Fools, Flowers and Falls, written by Sobhan Pramanik at

Fools, Flowers and Falls

Fools, Flowers and Falls

written by: Sobhan Pramanik



I remember keeping your rose in an empty beer bottle on the bedside stool, as I got home that night. Passing the stem through its mouth and withdrawing my fingers, letting it drop. Its petalled bulb coming to rest against the rim in a soundless thud.

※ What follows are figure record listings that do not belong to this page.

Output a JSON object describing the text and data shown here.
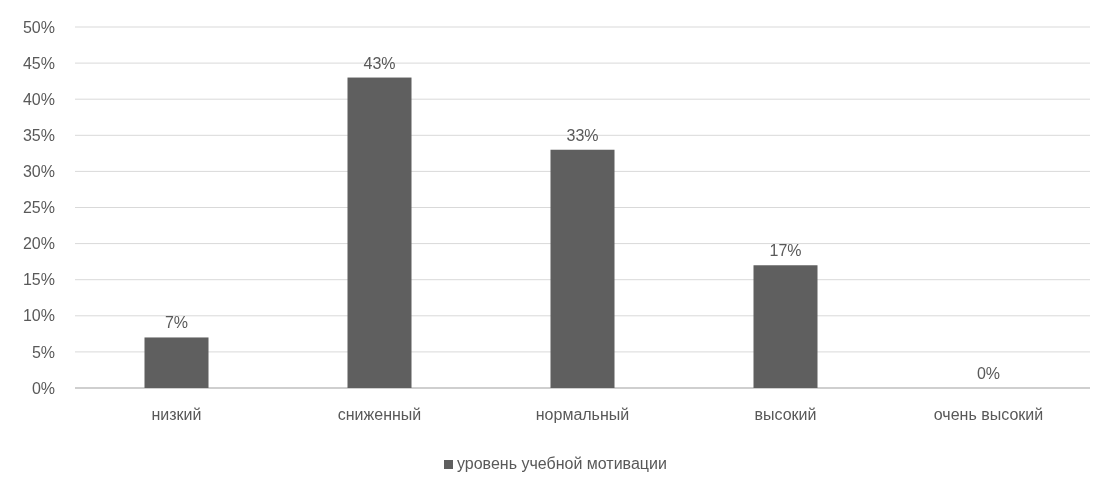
{
  "chart_data": {
    "type": "bar",
    "categories": [
      "низкий",
      "сниженный",
      "нормальный",
      "высокий",
      "очень высокий"
    ],
    "series": [
      {
        "name": "уровень учебной мотивации",
        "color": "#5f5f5f",
        "values": [
          7,
          43,
          33,
          17,
          0
        ],
        "value_labels": [
          "7%",
          "43%",
          "33%",
          "17%",
          "0%"
        ]
      }
    ],
    "ylim": [
      0,
      50
    ],
    "yticks": [
      {
        "value": 0,
        "label": "0%"
      },
      {
        "value": 5,
        "label": "5%"
      },
      {
        "value": 10,
        "label": "10%"
      },
      {
        "value": 15,
        "label": "15%"
      },
      {
        "value": 20,
        "label": "20%"
      },
      {
        "value": 25,
        "label": "25%"
      },
      {
        "value": 30,
        "label": "30%"
      },
      {
        "value": 35,
        "label": "35%"
      },
      {
        "value": 40,
        "label": "40%"
      },
      {
        "value": 45,
        "label": "45%"
      },
      {
        "value": 50,
        "label": "50%"
      }
    ],
    "grid": "y",
    "legend": "bottom"
  }
}
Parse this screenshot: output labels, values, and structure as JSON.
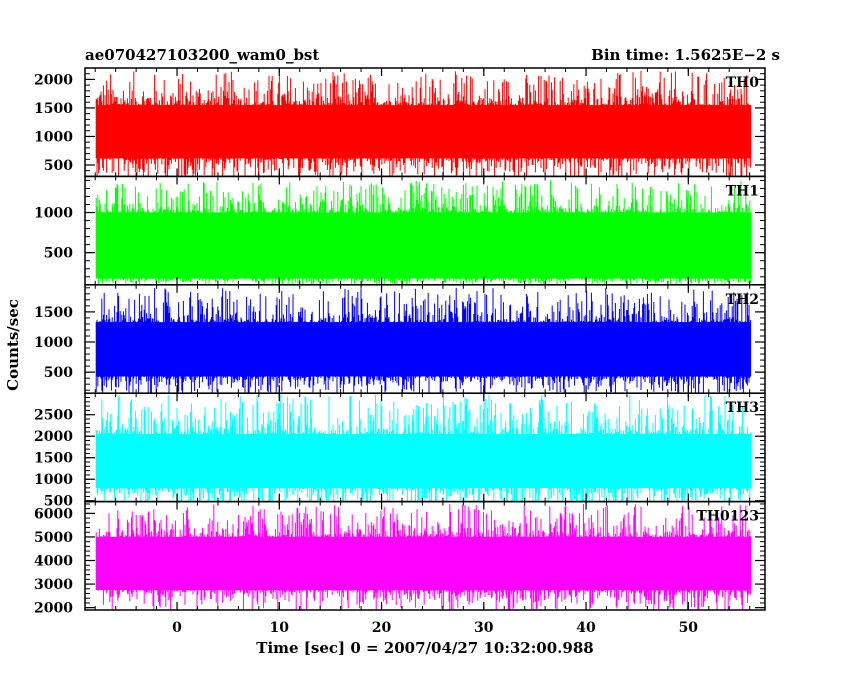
{
  "chart_data": {
    "type": "line",
    "title_left": "ae070427103200_wam0_bst",
    "title_right": "Bin time: 1.5625E−2 s",
    "xlabel": "Time [sec] 0 = 2007/04/27 10:32:00.988",
    "ylabel": "Counts/sec",
    "xlim": [
      -9,
      57.5
    ],
    "x_ticks": [
      0,
      10,
      20,
      30,
      40,
      50
    ],
    "x_range": [
      -7.9,
      56.1
    ],
    "grid": false,
    "panels": [
      {
        "name": "TH0",
        "color": "#ff0000",
        "ylim": [
          300,
          2200
        ],
        "y_ticks": [
          500,
          1000,
          1500,
          2000
        ],
        "low": 180,
        "high": 2150,
        "base_low": 620,
        "base_high": 1550,
        "line_value": 1000
      },
      {
        "name": "TH1",
        "color": "#00ff00",
        "ylim": [
          100,
          1450
        ],
        "y_ticks": [
          500,
          1000
        ],
        "low": 100,
        "high": 1400,
        "base_low": 180,
        "base_high": 1000,
        "line_value": 600
      },
      {
        "name": "TH2",
        "color": "#0000ff",
        "ylim": [
          150,
          1950
        ],
        "y_ticks": [
          500,
          1000,
          1500
        ],
        "low": 100,
        "high": 1900,
        "base_low": 430,
        "base_high": 1330,
        "line_value": 800
      },
      {
        "name": "TH3",
        "color": "#00ffff",
        "ylim": [
          480,
          3000
        ],
        "y_ticks": [
          500,
          1000,
          1500,
          2000,
          2500
        ],
        "low": 300,
        "high": 3000,
        "base_low": 800,
        "base_high": 2050,
        "line_value": 1400
      },
      {
        "name": "TH0123",
        "color": "#ff00ff",
        "ylim": [
          1900,
          6500
        ],
        "y_ticks": [
          2000,
          3000,
          4000,
          5000,
          6000
        ],
        "low": 1800,
        "high": 6400,
        "base_low": 2750,
        "base_high": 5000,
        "line_value": 3800
      }
    ]
  }
}
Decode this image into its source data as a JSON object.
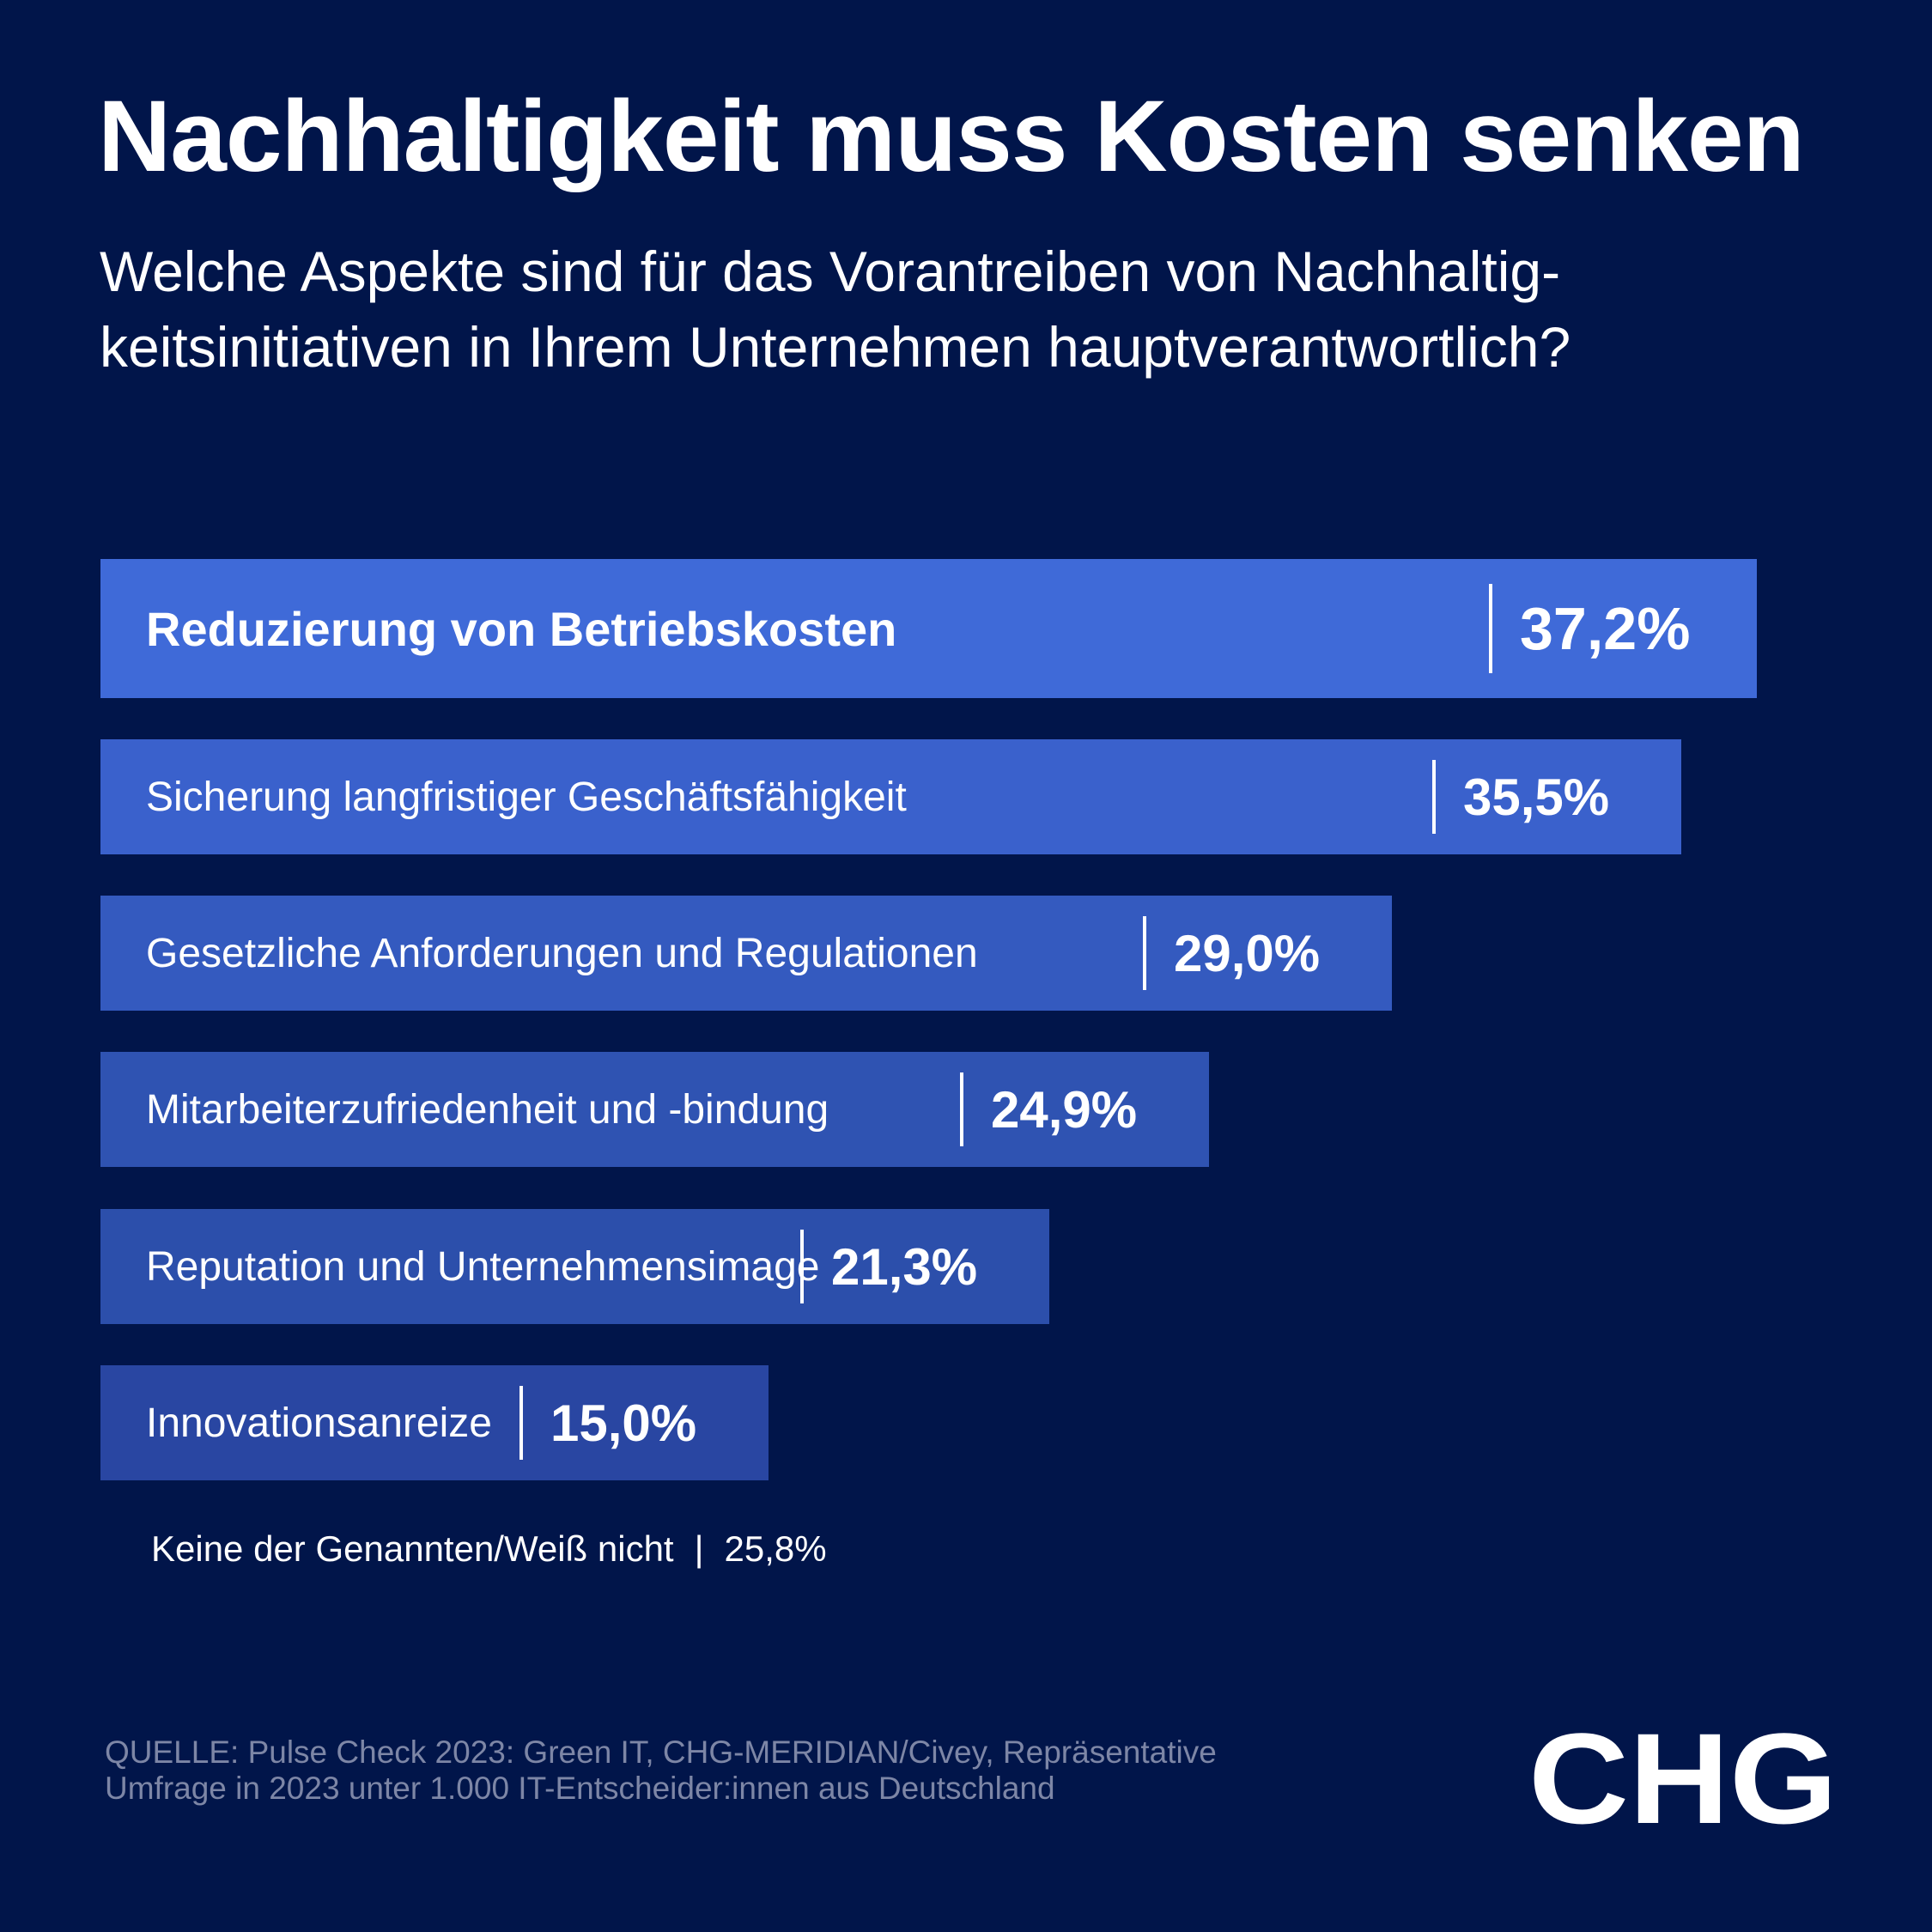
{
  "header": {
    "title": "Nachhaltigkeit muss Kosten senken",
    "subtitle_lines": [
      "Welche Aspekte sind für das Vorantreiben von Nachhaltig-",
      "keitsinitiativen in Ihrem Unternehmen hauptverantwortlich?"
    ]
  },
  "chart_data": {
    "type": "bar",
    "orientation": "horizontal",
    "title": "Nachhaltigkeit muss Kosten senken",
    "subtitle": "Welche Aspekte sind für das Vorantreiben von Nachhaltigkeitsinitiativen in Ihrem Unternehmen hauptverantwortlich?",
    "categories": [
      "Reduzierung von Betriebskosten",
      "Sicherung langfristiger Geschäftsfähigkeit",
      "Gesetzliche Anforderungen und Regulationen",
      "Mitarbeiterzufriedenheit und -bindung",
      "Reputation und Unternehmensimage",
      "Innovationsanreize"
    ],
    "values": [
      37.2,
      35.5,
      29.0,
      24.9,
      21.3,
      15.0
    ],
    "value_labels": [
      "37,2%",
      "35,5%",
      "29,0%",
      "24,9%",
      "21,3%",
      "15,0%"
    ],
    "bar_colors": [
      "#3f6ad8",
      "#3a61cc",
      "#345abf",
      "#2f53b2",
      "#2c4fab",
      "#2946a2"
    ],
    "grid": false,
    "legend": "none",
    "extra_answer": {
      "label": "Keine der Genannten/Weiß nicht",
      "separator": "|",
      "value_label": "25,8%"
    }
  },
  "footer": {
    "source_lines": [
      "QUELLE: Pulse Check 2023: Green IT, CHG-MERIDIAN/Civey, Repräsentative",
      "Umfrage in 2023 unter 1.000 IT-Entscheider:innen aus Deutschland"
    ],
    "logo_text": "CHG"
  },
  "colors": {
    "background": "#01154a",
    "text": "#ffffff",
    "source_text": "#7d86a6"
  }
}
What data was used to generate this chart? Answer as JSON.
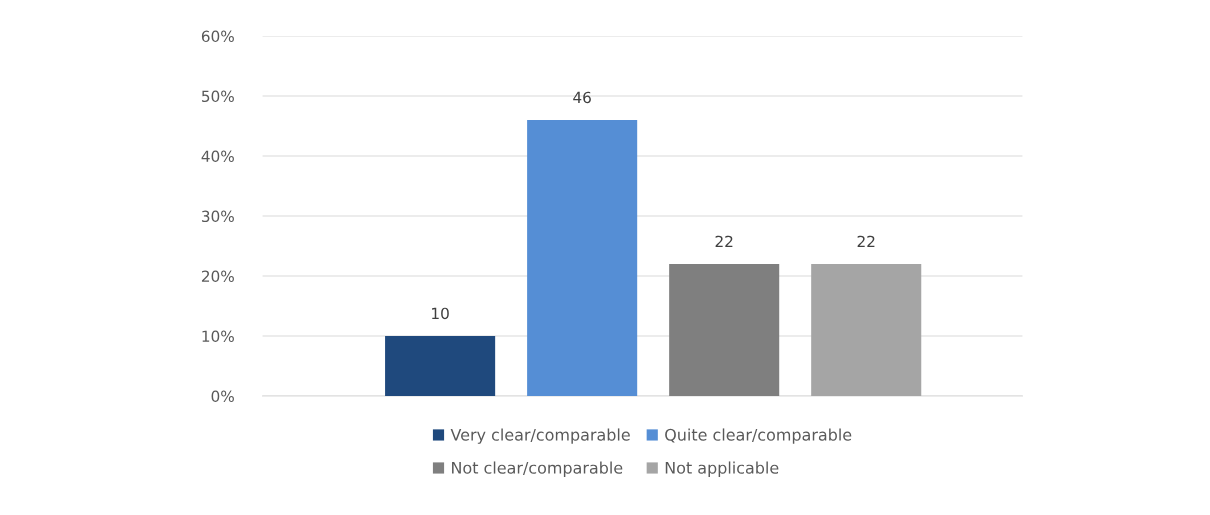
{
  "chart_data": {
    "type": "bar",
    "categories": [
      null
    ],
    "series": [
      {
        "name": "Very clear/comparable",
        "color": "#1f497d",
        "values": [
          10
        ]
      },
      {
        "name": "Quite clear/comparable",
        "color": "#558ed5",
        "values": [
          46
        ]
      },
      {
        "name": "Not clear/comparable",
        "color": "#7f7f7f",
        "values": [
          22
        ]
      },
      {
        "name": "Not applicable",
        "color": "#a5a5a5",
        "values": [
          22
        ]
      }
    ],
    "ylim": [
      0,
      60
    ],
    "yticks": [
      {
        "value": 0,
        "label": "0%"
      },
      {
        "value": 10,
        "label": "10%"
      },
      {
        "value": 20,
        "label": "20%"
      },
      {
        "value": 30,
        "label": "30%"
      },
      {
        "value": 40,
        "label": "40%"
      },
      {
        "value": 50,
        "label": "50%"
      },
      {
        "value": 60,
        "label": "60%"
      }
    ],
    "data_labels": true,
    "grid": "y",
    "legend": "bottom"
  }
}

I do not know why I did that. On other days there would have been no bottle at the first place. Having never realized sense in the idea of a person dutifully showing up at my door and asking for a bagful of garbage, I personally took the trash out first thing in the morning, without anyone’s asking, to a designated bin in the lobby for it to be picked from there. And likewise, with that habit, went the bottles too, emptied overnight in desperation. But that morning I was getting late, and so it all stayed in.

Though I fell in line with my habits soon, that bottle with your rose in it never quite left its place. Not that I didn’t want to, but I never remembered it was there. Until all the petals had fallen dried, their hue drained, their fragrance faded, their purpose lost; and that once green stock, reduced to a mere wilted line of black against the thick glass.

May be there always is a thing called conscience that we choose to not pay heed. May be we all do know what awaits us before it really unfolds. Perhaps not the whole picture but that slightest of inkling, that undeniable tremor of vibes at our throat is always there, unlying, through everything. But the hazard in love is that it wants to get to the bottom of everything even when it’s a bottomless pit, and the imminent fall, its doom – seeking clear answers out of grave silences and be broken as ever; awaiting warm goodbyes from the unwelcoming who departed without a trace; and for everything there was to wither and lose fragrance before giving it all up. Love, in its quest for truth, wants as bad to be wounded as it wishes to triumph.

May be it wasn’t sheer nonchalance after all that I left the rose there that day. May be we were destined to not happen: like the beer I solemnly chugged, knowing well it won’t get me drunk.